Select the Camera object in the Scene Hierarchy panel, then in the Inspector panel, press Add Component and choose Device Tracking. You can learn more about various tracking capabilities in the tracking guide.

To make things more realistic in the world, you can add shadows. In the Scene Hierarchy panel, click on the Light object. Then, in the Inspector panel, toggle the Shadows checkbox in the Light Source component.

Optimizing world Lens tracking

The World Object Controller helper also allows you to set the object which our tracking should optimize for. Select the World Object Controller object in the Scene Hierarchy panel, then click on the Device Tracking field in the World Object Controller component, and in the selector, select the newly added Device Tracking.

Similarly, you can explicitly tell the Interaction component that it should judge interaction based on our main camera.

Turning on and off object depending on the active camera

Since the face and world Lens is the same Lens, in some cases you will want to turn off objects depending on which camera is active.

When using the World Object Controller, this will happen automatically.
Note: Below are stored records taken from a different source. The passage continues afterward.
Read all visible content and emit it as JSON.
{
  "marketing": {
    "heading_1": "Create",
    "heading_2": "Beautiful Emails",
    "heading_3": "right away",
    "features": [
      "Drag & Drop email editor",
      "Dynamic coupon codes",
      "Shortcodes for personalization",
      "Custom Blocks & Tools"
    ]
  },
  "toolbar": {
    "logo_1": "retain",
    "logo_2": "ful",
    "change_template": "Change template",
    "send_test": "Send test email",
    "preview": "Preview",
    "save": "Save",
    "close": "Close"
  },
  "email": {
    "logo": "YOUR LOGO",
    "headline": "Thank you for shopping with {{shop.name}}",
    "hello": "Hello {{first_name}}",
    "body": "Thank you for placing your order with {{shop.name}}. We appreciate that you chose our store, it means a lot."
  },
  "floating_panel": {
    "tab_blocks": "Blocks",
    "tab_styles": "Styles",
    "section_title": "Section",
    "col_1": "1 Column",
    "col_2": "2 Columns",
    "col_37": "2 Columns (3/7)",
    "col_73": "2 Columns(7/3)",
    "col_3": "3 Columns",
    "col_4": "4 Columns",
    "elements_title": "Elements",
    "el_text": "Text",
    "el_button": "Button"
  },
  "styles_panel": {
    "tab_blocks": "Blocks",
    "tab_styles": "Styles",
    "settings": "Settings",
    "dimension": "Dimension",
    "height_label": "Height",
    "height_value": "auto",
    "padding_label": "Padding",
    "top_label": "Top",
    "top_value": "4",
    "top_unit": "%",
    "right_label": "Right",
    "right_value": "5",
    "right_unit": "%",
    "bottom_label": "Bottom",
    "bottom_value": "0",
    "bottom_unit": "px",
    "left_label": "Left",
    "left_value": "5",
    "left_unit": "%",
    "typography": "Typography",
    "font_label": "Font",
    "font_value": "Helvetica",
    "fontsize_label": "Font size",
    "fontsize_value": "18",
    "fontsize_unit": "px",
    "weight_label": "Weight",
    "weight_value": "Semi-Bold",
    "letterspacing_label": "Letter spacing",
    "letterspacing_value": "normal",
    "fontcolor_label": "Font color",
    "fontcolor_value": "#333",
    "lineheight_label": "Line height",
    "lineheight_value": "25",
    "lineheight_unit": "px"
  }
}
However, you can use the following script to tell the Lens to enable/disable certain objects depending on the camera!

CombineFaceWorldContent.js

First, create a new script named CombineFaceWorldContent.js and add below to the contents. In the Asset Browser panel, click +, then Javascript. Next, paste the following script and save it (cmd + s (macOS), or ctrl + s (Windows)).

To rename the asset, with the newly added script selected, press Enter on your keyboard and type in the new asset's name CombineFaceWorldContent.
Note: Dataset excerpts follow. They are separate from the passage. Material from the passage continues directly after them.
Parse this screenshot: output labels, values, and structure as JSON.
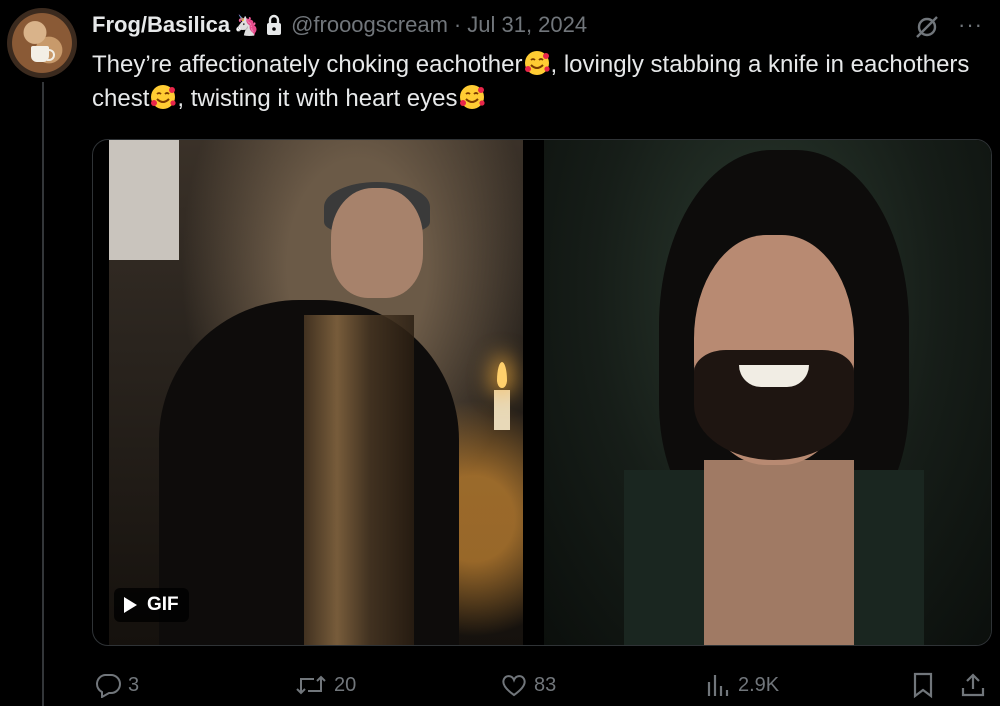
{
  "author": {
    "name": "Frog/Basilica",
    "badge_emoji": "🦄",
    "handle": "@frooogscream",
    "date": "Jul 31, 2024"
  },
  "tweet": {
    "part1": "They’re affectionately choking eachother",
    "part2": ", lovingly stabbing a knife in eachothers chest",
    "part3": ", twisting it with heart eyes",
    "emoji_icon": "smiling-face-with-hearts-icon"
  },
  "media": {
    "gif_label": "GIF"
  },
  "actions": {
    "replies": "3",
    "reposts": "20",
    "likes": "83",
    "views": "2.9K"
  },
  "colors": {
    "background": "#000000",
    "text": "#e7e9ea",
    "muted": "#71767b",
    "border": "#2f3336"
  }
}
// CombineFaceWorldContent.js
// Version: 0.0.1
// Event: Lens Initialized
// Description: Hides the face content on rear camera and world content on front camera
// @input SceneObject[] faceContent
// @input SceneObject[] worldContent
function onFrontCamEvent(eventData) {
for (var i = 0; i < script.faceContent.length; i++) {
var faceObject = script.faceContent[i];
if (faceObject) {
faceObject.enabled = true;
}
}

for (var i = 0; i < script.worldContent.length; i++) {
var worldObject = script.worldContent[i];
if (worldObject) {
worldObject.enabled = false;
}
}
}
var cameraFrontEvent = script.createEvent('CameraFrontEvent');
cameraFrontEvent.bind(onFrontCamEvent);
function onBackCamEvent(eventData) {
for (var i = 0; i < script.faceContent.length; i++) {
var faceObject = script.faceContent[i];
if (faceObject) {
faceObject.enabled = false;
}
}

for (var i = 0; i < script.worldContent.length; i++) {
var worldObject = script.worldContent[i];
if (worldObject) {
worldObject.enabled = true;
}
}
}
var cameraBackEvent = script.createEvent('CameraBackEvent');
cameraBackEvent.bind(onBackCamEvent);

Then, we'll use the script by adding it to an object in the scene. Create a new object by selecting + -> Scene Object in the Scene Hierarchy panel.

With this new object selected, press Add New and choose the CombineFaceWorldContent script.

Input the face and world content accordingly. The script will hide world content on front camera and show world content on rear camera, vice versa for face content.

With everything set up, you should now be able to switch the camera back and forth and see both face and world content in your Lens!